# Fountain Pen



## Bubbaette (Apr 10, 2005)

My son has turned just a little many years ago and has decided to turn a pen or two for a school project. He turned a slimline pen the other day and then decided he wanted to turn a fountain pen. It was really great having him come home from school and want to go straight out to the building to work on his pen instead of rushing to his computer or his video games. I hope he continues the enthusiasm. 

Here's a picture of his pen. He turned it out of a burl pen blank I had bought many years ago at Woodcraft. He is very proud of it.


----------



## speckle-catcher (May 20, 2004)

nice!

once I get a few slimlines turned out - I want to try some of the nicer pen kits.


----------



## Hooked (Oct 15, 2004)

Very nice work.
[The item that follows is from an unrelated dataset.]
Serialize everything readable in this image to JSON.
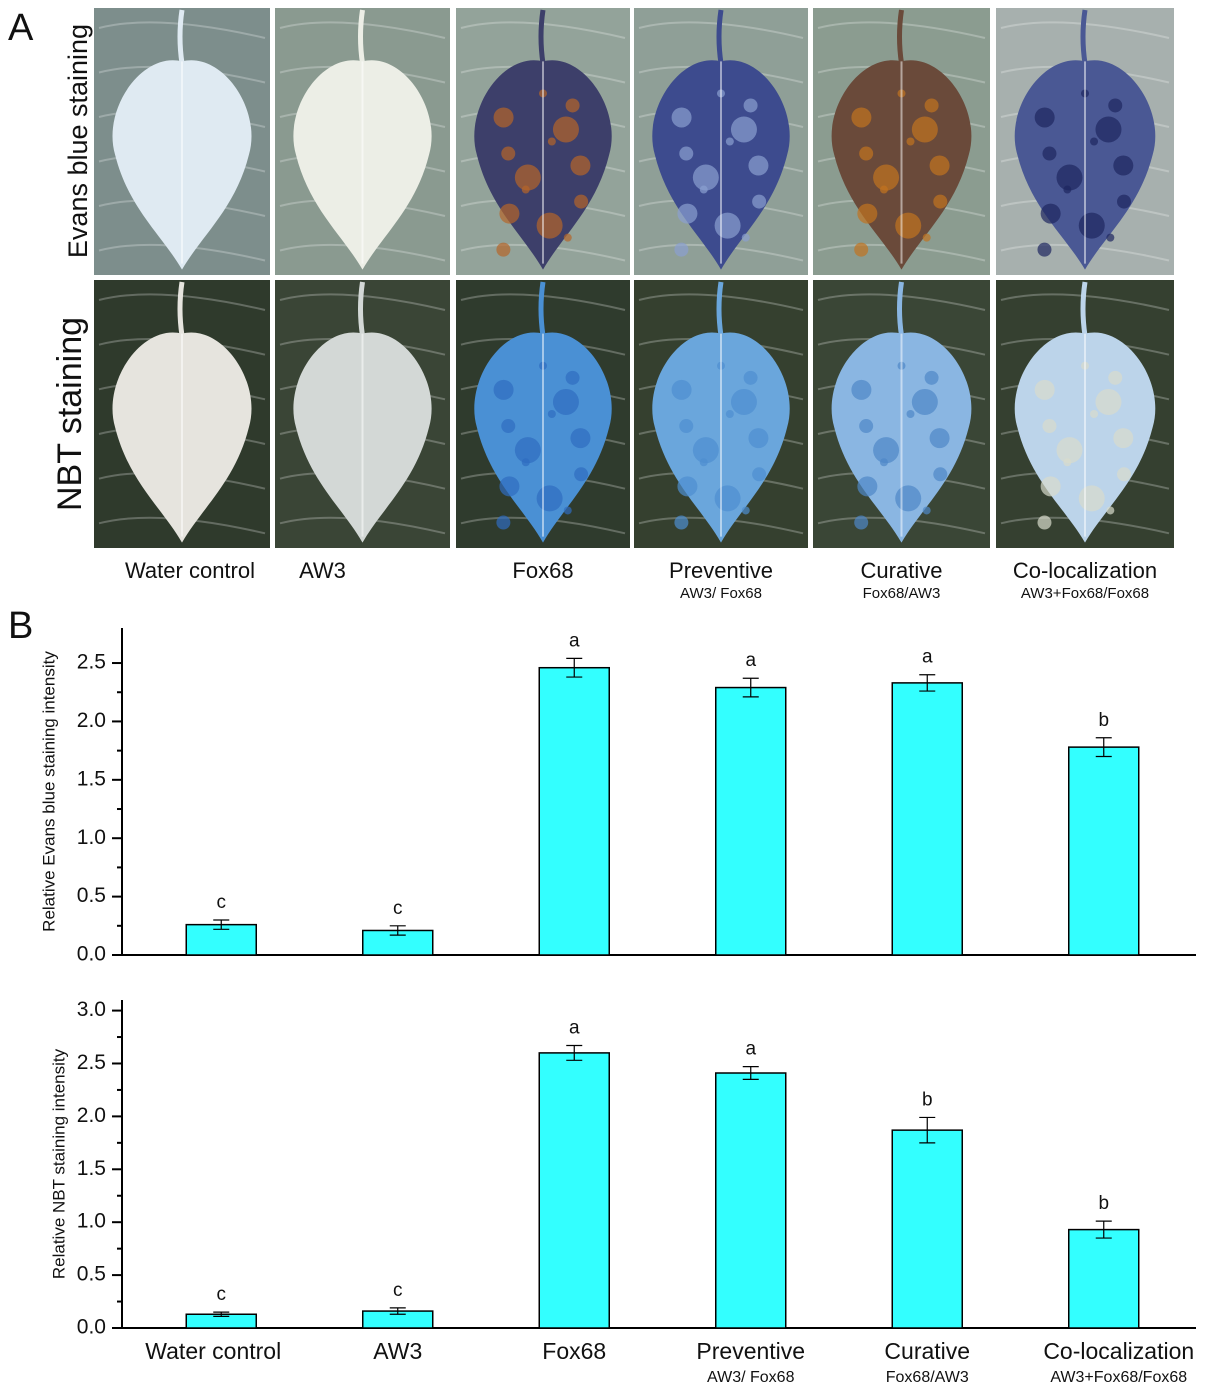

Congrats on the project.


----------



## Bobby (May 21, 2004)

very nice pen. Reminds me I got to go turn some pens today.


----------



## bill (May 21, 2004)

Very nice.


----------



## trodery (Sep 13, 2006)

Nice! You should be proud of him.


----------



## mr bill (Apr 1, 2006)

Great Job!!!

And pat yourself on the back, for nurturing his interest. We need more "young" woodturners. The American Association of Woodturners is really big on youth outreach programs, and usually it all starts with pens. The fact that you and your husband and son all do woodturning builds enthusiasm, and *enthusiasm builds enthusiasm*. Case in point, this forum. Look how many "readers" have gotten a lathe and started "turning". Keep up the good work!!

BTW it was nice meeting and spending time with you and your husband and son at the woodworking show.


----------